Throughout the IOM report, the authors recognize the importance of primary care physicians in the provision of effective, patient-centered pain management to elderly patients, noting that the majority of care and management “should take place through self-management and primary care, with specialty services being focused on recalcitrant or more complex cases. Accordingly, individualization of pain management is necessary throughout the health care system. Health care providers need to foster pain care that is patient-centered and, when necessary, comprehensive and interdisciplinary.”

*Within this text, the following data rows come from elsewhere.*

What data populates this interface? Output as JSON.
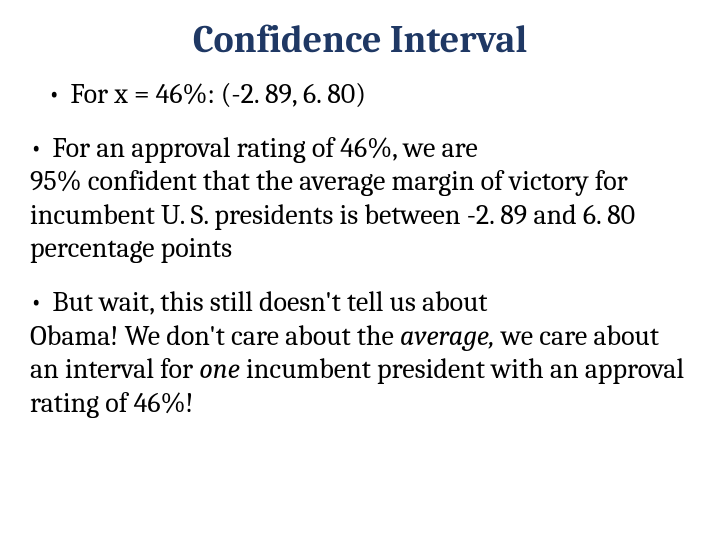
{
  "slide": {
    "title": "Confidence Interval",
    "title_color": "#1f3864",
    "title_fontsize": 38,
    "body_color": "#000000",
    "body_fontsize": 28,
    "bullet1": {
      "text": "For x = 46%: (-2. 89, 6. 80)",
      "indent": 18
    },
    "bullet2": {
      "line1": "For an approval rating of 46%, we are",
      "line2": "95% confident that the average margin of victory for incumbent U. S. presidents is between -2. 89 and 6. 80 percentage points"
    },
    "bullet3": {
      "line1_a": "But wait, this still doesn't tell us about",
      "line2_a": "Obama!  We don't care about the ",
      "line2_b_italic": "average,",
      "line3_a": " we care about an interval for ",
      "line3_b_italic": "one",
      "line3_c": " incumbent president with an approval rating of 46%!"
    }
  },
  "style": {
    "line_height": 1.2
  }
}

Although the authors noted that people with pain “should be encouraged to engage in ‘self-management,’” they cautioned that patients “should not be burdened with the impression that failing to control the pain is somehow their fault or responsibility.” They wrote that it is possible that “more intense and focused attention to the individual, similar to care management or disease management, could point the way out of this dilemma. People who present frequently for pain care and receive many different treatments might, like other frequent users of health care, benefit from a strong commitment by a team or practitioner focused on comprehensive care, rehabilitation, and increased functioning.”